As autoridades macroprudenciais – caso do Banco de Portugal – avaliam o sistema financeiro e identificam os riscos e tomam medidas para evitar que os riscos aumentem e sejam amplificados, pondo em causa todo o sistema financeiro e a economia.

Para Guindos, as autoridades de cada país devem ser as primeiras a combater os riscos que possam emergir, usando os instrumentos disponíveis, uma vez que têm maior conhecimento dos seus sistemas bancários. Ao BCE, explicou, cabe complementar com a sua perspetiva transnacional.

Luis de Guindos exemplificou com medidas dirigidas à concessão de crédito, para controlarem empréstimos de maior risco, que limitam o endividamento de famílias e empresas.

O responsável disse que 13 países já implementaram medidas direcionadas aos seus mercados imobiliários.
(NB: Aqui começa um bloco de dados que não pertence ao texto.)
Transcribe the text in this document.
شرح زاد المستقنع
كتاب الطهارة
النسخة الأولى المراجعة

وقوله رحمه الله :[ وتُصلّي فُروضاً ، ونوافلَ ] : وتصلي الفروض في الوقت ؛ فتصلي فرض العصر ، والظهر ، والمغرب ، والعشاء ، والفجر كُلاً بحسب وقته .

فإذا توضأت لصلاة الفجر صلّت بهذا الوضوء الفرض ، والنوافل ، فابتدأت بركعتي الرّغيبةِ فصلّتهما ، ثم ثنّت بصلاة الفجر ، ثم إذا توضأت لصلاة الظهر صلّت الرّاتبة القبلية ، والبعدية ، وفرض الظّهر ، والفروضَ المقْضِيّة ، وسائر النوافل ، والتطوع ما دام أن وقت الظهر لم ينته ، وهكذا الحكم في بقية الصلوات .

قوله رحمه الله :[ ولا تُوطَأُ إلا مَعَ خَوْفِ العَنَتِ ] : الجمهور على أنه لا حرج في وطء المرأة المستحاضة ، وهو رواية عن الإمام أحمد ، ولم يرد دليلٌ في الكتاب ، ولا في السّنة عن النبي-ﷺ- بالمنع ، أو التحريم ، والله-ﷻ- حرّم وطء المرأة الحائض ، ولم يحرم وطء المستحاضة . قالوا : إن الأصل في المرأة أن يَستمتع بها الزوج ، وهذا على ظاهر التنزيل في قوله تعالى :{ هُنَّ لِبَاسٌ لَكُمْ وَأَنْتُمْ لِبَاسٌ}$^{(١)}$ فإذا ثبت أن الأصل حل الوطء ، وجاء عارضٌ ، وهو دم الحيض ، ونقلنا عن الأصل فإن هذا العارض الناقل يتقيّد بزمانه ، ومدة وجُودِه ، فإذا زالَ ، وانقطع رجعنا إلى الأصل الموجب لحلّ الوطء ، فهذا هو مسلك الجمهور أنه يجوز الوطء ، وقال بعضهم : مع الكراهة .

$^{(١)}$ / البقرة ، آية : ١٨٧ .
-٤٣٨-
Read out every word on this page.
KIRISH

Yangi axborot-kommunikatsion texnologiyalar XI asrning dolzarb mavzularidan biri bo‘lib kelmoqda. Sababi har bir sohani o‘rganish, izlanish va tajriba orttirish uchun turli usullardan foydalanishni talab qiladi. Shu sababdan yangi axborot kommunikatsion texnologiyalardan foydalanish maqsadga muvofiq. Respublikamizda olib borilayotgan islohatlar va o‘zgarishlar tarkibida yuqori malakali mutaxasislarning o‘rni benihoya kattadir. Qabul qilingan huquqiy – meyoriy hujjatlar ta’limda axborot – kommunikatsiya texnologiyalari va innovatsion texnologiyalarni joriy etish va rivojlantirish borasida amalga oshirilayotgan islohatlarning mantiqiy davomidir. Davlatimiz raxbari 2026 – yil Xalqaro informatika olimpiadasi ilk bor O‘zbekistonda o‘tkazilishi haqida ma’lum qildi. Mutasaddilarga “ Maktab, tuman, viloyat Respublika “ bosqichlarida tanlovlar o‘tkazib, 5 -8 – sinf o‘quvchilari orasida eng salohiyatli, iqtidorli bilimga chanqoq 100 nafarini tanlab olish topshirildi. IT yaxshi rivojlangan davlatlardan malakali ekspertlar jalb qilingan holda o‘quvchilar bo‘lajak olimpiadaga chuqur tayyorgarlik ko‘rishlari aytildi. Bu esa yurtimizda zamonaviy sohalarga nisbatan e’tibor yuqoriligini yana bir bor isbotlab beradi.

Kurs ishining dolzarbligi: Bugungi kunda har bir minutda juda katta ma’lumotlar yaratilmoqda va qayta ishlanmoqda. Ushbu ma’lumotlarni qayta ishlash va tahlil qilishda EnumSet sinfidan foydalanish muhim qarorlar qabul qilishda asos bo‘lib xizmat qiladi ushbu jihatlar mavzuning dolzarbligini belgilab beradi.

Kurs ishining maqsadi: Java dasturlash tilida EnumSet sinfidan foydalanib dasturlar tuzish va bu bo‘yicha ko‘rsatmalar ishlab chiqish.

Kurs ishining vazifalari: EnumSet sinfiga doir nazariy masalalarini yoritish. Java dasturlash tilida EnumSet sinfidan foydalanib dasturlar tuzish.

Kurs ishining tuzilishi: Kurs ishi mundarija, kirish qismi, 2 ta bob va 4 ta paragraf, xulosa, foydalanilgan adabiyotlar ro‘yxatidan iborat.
Noutros casos, devido à legislação do país, as autoridades optam por fazer recomendações às instituições financeiras.

Em Portugal, no ano passado, o Banco de Portugal lançou novas regras que criam restrições à concessão de novos créditos à habitação e ao consumo, para que os bancos não assumam riscos excessivos nos novos créditos e os clientes tenham capacidade de pagar as dívidas.

Por exemplo, foi estabelecido que as famílias apenas podem gastar metade do seu rendimento com empréstimos bancários.

Para já, estas regras são apenas uma recomendação — ainda que os bancos que não as cumpram tenham de se explicar –, mas o governador do Banco de Portugal, Carlos Costa já avisou, no parlamento, que se os bancos não as respeitarem poderão passar a ordens vinculativas.

Ainda na conferência de hoje, Guindos disse que o BCE considera que “os níveis gerais de capital dos bancos são atualmente apropriados”, mas não suficientes para serem usados de forma contracíclica, por exemplo, para suportar o fluxo de crédito à economia se o ciclo económico piorar.

Nesta intervenção na conferência sobre supervisão financeira organizada pelo Centro de Investigação, Regulação e Supervisão Financeira, na Fundação Gulbenkian, em Lisboa, o ex-ministro espanhol falou ainda sobre a crescente importância do setor financeiro não bancário, que considerou que tem de ser avaliado atentamente, uma vez que tem crescido muito na última década e acumulado elevados riscos, o que aumenta a sua capacidade de contágio em caso de crise.

Na zona euro, o total de ativos detidos por este setor não bancário quase dobrou nos últimos 10 anos para 42 biliões de euros em 2018, tendo no mesmo período o setor bancário estagnado, reforçando o papel do setor financeiro não bancário na economia da zona euro, desde logo no financiamento às empresas.

Luis de Guindos defendeu mais regulamentação sobre esse setor e a imposição de medidas macroprudenciais.

Sobre o Brexit, considerou que a saída do Reino Unido da União Europeia “afetará a arquitetura do mercado financeiro na Europa”, podendo haver uma deslocalização de importante parte do mercado financeiro não bancário para a zona euro, criado um sistema multicêntrico.

“Num sistema financeiro com um número cada vez maior de ‘hubs’ importantes, em vez de um centro dominante em Londres, será mais importante do que nunca que esses ‘hubs’ possam interagir de maneira eficiente. Isto exigirá políticas que promovam a integração dos mercados de capitais da UE, eliminando os obstáculos à integração e incentivando a convergência da supervisão”, afirmou.